Velasquez’s Pentimenti

A painter has to be a kind of magician with a brush. He must put on just the right color in just the right amount in just the right place of his canvas. Diego Velazquez did that better than even the best of painters. His touch was sure, it was perfect.

And yet: everyone has heard about Velazquez’s pentimenti. Those are corrections an artist makes. If he was so sure with the brush, why did he make so many corrections?

Velazquez had to oversee the decoration of the king’s palaces. He had to decide where to hang up his own pictures. Every day he would walk past them and reconsider. Wouldn’t that leg look better a little more forward? Or: isn’t the king’s musket a little too long?

Here is a portrait of King Philip with changes, pentimenti, in his left leg, his glove, and his musket:

velasquez king philip of spain

See the comments below on Velasquez’s curious brush-cleaning habit.

..



This entry was posted in art, Diego Velazquez, great artists, oil painting, Spain, Velazquez and tagged , , , . Bookmark the permalink.

12 Responses to Velasquez’s Pentimenti

  1. iondanu says:

    Thanks for the term “pentimenti”… I didn’t knew that one (and many others)… could be an interesting subject, why so many Italian words became THE words to say things in painting? A la prima, vellatura, chiaroscuro, pentimenti etc. etc.

  2. Ken Januski says:

    Above all a great artist must be flexible. So you have a great plan, execute it (I hope I’m not sounding too much like a Harvard MBA!!), and THEN see what is wrong. A great artist doesn’t worry about looking like he didn’t have a perfect plan. He just does whatever is necessary to make it as perfect a painting as he can. This may be a personal bias of mine, but I like art all the more if I can see where the artist made changes and corrections.
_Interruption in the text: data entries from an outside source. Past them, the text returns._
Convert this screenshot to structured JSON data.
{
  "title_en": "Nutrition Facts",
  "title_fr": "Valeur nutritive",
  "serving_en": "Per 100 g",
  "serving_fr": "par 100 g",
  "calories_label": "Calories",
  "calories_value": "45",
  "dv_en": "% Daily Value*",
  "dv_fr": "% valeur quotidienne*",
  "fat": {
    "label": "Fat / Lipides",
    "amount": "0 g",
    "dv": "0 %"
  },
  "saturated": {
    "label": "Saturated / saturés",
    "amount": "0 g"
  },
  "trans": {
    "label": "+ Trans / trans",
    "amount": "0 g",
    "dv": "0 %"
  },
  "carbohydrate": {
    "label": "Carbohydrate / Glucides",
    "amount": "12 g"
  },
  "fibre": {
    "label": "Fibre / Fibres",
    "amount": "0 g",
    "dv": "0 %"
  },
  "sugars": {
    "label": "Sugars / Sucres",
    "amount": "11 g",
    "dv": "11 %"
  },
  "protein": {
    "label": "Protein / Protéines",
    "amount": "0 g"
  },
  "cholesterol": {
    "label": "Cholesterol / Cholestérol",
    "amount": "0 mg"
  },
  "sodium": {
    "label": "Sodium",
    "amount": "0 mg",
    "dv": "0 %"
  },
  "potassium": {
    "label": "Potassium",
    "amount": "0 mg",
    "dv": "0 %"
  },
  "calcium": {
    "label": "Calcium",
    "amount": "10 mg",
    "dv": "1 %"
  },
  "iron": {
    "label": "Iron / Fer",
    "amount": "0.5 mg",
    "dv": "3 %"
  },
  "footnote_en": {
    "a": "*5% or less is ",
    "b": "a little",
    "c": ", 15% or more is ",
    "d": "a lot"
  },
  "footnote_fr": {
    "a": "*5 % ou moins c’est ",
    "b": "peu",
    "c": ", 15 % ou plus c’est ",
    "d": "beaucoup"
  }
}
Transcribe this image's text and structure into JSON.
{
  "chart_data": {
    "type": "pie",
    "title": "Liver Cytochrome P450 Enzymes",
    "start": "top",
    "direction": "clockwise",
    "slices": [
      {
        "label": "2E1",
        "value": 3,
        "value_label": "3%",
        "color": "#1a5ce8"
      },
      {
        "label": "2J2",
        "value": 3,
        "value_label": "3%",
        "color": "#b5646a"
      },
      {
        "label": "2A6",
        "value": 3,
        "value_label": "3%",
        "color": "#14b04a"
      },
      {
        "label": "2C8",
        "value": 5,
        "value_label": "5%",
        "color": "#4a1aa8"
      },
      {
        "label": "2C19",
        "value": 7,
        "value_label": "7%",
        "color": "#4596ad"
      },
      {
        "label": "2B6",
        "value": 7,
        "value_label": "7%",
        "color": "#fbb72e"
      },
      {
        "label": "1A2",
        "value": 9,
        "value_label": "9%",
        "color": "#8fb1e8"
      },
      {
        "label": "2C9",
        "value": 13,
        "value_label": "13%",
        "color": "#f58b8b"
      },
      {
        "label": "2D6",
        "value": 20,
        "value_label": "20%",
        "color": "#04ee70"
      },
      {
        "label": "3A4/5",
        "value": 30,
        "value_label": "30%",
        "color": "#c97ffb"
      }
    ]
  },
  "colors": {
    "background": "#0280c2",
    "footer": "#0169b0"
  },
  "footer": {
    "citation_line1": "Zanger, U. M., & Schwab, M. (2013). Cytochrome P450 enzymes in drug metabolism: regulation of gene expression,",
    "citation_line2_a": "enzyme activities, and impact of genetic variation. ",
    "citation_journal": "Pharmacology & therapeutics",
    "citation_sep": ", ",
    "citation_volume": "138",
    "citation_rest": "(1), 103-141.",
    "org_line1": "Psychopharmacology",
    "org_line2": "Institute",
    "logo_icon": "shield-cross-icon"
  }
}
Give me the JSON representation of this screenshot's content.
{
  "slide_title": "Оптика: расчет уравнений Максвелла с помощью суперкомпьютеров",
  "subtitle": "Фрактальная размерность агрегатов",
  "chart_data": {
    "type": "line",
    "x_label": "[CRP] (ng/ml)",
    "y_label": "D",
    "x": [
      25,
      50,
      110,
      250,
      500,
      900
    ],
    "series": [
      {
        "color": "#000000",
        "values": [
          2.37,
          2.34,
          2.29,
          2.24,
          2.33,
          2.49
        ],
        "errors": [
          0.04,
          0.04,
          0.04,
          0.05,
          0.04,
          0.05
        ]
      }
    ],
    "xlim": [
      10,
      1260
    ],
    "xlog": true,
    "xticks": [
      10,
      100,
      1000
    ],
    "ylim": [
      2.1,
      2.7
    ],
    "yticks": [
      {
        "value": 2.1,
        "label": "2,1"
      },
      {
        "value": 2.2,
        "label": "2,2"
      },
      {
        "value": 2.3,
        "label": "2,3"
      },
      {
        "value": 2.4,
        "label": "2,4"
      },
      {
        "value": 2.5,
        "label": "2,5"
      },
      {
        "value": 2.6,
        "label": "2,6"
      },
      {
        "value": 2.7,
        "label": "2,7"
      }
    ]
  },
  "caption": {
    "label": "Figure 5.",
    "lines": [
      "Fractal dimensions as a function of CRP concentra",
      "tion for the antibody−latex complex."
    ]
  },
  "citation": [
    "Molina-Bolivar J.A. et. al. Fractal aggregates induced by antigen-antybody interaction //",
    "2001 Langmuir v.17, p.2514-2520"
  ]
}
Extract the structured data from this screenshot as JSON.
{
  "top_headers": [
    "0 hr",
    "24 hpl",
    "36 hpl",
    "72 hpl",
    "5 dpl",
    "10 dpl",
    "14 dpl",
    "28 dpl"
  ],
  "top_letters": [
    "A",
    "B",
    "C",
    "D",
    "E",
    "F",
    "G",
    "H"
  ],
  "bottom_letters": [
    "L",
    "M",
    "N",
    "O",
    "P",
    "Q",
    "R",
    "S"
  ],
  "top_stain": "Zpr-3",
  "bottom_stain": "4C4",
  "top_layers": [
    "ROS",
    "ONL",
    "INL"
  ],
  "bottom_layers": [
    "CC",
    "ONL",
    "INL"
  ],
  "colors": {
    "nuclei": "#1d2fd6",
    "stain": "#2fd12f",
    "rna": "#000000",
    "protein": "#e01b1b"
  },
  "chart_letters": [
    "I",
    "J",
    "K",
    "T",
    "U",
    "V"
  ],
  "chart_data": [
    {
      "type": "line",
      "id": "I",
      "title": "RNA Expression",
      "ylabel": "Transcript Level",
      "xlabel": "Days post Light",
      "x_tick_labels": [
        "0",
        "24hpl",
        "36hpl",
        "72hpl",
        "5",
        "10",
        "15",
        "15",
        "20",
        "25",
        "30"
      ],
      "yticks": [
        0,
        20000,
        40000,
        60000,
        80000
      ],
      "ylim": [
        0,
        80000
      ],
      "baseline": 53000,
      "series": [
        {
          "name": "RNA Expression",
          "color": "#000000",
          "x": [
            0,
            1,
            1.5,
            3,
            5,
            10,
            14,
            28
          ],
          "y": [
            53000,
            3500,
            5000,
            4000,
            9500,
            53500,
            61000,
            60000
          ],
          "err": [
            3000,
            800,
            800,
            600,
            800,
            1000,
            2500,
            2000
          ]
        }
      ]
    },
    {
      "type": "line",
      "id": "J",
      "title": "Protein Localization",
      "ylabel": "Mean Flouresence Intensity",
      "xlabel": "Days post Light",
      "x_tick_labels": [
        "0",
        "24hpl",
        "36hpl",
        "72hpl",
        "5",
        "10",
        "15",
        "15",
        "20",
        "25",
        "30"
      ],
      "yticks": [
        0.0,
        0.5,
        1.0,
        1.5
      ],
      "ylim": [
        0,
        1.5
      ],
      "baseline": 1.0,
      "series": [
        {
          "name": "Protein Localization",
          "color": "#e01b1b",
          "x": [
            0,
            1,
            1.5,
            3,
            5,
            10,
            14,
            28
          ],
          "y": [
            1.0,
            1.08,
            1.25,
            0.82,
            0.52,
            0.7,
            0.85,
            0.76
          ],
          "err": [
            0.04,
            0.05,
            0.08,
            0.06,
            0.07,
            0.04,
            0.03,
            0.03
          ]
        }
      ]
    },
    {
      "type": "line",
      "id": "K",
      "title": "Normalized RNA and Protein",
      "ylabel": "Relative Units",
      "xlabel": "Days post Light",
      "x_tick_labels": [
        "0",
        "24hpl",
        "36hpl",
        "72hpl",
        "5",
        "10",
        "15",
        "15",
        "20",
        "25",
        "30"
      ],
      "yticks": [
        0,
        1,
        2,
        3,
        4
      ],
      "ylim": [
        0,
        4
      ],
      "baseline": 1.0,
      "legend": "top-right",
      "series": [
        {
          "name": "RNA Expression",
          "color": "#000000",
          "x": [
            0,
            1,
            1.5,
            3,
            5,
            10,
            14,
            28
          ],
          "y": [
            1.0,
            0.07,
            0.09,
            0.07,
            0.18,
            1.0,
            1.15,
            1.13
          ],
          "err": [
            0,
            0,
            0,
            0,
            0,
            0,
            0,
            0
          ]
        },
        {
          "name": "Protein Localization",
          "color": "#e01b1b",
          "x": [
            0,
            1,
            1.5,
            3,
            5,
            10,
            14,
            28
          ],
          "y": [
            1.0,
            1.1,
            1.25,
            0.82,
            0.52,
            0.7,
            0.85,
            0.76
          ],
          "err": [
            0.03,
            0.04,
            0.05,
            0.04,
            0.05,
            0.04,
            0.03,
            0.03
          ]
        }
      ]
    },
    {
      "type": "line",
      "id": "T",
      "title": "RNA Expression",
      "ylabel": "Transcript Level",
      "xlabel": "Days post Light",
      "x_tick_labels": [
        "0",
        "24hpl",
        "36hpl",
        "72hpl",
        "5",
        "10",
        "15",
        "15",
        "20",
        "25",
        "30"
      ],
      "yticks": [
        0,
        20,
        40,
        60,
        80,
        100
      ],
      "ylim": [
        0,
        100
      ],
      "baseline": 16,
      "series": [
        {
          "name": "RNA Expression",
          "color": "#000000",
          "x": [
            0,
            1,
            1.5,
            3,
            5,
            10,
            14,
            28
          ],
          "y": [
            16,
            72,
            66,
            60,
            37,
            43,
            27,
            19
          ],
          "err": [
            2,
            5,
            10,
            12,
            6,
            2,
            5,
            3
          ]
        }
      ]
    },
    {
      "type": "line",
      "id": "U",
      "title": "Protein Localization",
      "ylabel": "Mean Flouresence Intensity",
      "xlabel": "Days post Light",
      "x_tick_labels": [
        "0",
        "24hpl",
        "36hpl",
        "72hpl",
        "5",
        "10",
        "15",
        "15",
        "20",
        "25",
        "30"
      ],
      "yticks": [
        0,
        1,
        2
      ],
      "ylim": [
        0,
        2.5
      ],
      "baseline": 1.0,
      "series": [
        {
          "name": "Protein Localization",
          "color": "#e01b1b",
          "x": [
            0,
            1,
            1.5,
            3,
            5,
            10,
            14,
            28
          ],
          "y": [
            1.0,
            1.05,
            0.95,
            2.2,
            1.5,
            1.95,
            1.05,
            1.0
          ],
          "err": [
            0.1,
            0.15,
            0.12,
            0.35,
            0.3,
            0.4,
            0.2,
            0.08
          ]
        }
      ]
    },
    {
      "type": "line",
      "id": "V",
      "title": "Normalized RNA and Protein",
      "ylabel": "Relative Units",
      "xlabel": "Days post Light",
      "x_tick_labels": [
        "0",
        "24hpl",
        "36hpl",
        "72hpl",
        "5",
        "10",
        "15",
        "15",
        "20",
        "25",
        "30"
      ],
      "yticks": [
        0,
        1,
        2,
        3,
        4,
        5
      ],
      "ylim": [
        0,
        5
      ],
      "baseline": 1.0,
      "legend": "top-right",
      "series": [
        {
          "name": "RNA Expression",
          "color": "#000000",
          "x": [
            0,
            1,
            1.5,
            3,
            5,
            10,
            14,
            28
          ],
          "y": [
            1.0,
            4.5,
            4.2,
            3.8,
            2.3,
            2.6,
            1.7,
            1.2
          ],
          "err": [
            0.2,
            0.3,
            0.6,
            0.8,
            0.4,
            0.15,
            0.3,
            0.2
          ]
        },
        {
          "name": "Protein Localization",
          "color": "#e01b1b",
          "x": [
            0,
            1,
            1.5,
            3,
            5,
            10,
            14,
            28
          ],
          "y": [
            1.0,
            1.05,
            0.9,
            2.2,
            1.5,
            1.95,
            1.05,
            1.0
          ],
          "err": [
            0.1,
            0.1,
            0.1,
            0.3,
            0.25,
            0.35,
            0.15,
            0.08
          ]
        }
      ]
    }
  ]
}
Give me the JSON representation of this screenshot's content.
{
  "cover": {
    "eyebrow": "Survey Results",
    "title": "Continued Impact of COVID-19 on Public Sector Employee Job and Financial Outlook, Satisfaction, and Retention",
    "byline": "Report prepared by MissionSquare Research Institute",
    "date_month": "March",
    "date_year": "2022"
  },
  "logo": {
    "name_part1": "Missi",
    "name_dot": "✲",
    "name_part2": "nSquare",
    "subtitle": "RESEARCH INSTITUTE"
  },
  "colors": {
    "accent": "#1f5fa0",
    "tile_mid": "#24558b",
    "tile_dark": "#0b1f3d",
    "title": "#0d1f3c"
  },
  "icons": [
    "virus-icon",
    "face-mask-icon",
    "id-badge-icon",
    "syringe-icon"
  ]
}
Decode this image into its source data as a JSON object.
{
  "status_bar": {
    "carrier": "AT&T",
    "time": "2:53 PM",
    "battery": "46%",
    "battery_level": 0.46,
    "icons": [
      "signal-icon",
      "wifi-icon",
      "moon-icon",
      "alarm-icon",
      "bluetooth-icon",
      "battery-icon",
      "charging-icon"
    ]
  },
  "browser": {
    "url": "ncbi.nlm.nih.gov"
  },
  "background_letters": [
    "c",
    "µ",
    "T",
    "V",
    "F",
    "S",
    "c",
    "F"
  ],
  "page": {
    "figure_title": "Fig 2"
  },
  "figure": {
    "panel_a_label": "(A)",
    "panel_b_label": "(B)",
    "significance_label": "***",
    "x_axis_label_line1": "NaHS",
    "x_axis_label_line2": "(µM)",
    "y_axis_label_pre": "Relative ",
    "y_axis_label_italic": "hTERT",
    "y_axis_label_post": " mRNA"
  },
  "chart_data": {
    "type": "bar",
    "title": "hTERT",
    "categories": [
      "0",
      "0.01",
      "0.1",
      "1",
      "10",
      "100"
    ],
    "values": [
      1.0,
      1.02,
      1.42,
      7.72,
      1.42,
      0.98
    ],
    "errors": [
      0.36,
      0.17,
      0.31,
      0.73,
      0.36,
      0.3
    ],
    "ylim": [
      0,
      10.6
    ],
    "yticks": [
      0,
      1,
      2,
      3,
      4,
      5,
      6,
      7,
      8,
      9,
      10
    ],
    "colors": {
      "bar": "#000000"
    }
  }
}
    All said with this huge caveat: I don’t have the luxury of looking at so many Velasquez paintings firsthand as Swallows does. Sad to say. I wish I could admire Velasquez’s sure brushwork in person!

  3. wrjones says:

    What is the term for huge desperate changes that lead to a mediocre piece. This would seem to be a word much more in demand.

  4. christopher says:

    Holy smoke, that’s FASCINATING about his brush cleaning!!! I’ve never heard of that or even considered it. I did find some references to his brush cleaning habit but I can’t find any images – your links aren’t working. Can you find your images for us again?

    • 100swallows says:

      Christopher: Thanks very much for telling me my links didn’t work. I hope these will. Maybe I ought to do a post on this subject instead of burying it in a comment, where few will look.

  5. Rich says:

    I may throw in the “pentiti” here; that’s the testifying mafiosis breaking their “omerta”.
    Wow! This dog is alive!

    Somewhere Cezanne had lamented about the fate of Velazquez, having painted Los Borrachos and given us The Forge of Vulcan, “enough to fill all the palaces of Spain”, had he been allowed to continue.
    He then regrets that his genius had been squandered, after having been introduced to the king and hired. He then had to follow orders, as there was no photography then. Becoming this weird man’s toy: “paint me this dwarf, my portrait afoot, on the horse, my wife, my daughter, this one, that one”. Cezanne then ventures on a theory that Velazquez took revenge for his imprisonment, by mercilessly painting them with all their faults and scum and marks of decadence…

    • 100swallows says:

      Rich: Yes, there is that look of suspicion in the dog’s stare that gives me the willies. Isn’t he suddenly going to bark and lunge? I always liked the big sleepy one too in the Meninas painting, the one who doesn’t stir when the midget puts his foot on him.

      I wonder what Cezanne’s source was for such speculation. There isn’t much contemporary writing on Velazquez. Most critics get their info from his father-in-law’s book and then another written 75 years later by Palomino and neither of those support a theory like that. I used to go along with a view that was conventional for awhile that painting didn’t really fill Velazquez, that he painted only when he had to and now and then, almost as if it were a hobby. But after thinking about it and seeing his perfect works, I’m sure he loved his work and worked as hard as any other genius, though it’s true his palace duties stole more and more of his painting time. Excepting the portraits,the king seems to have let him paint what he wanted to. Remember that many of his works were destroyed when the old palace (alcázar) burned down.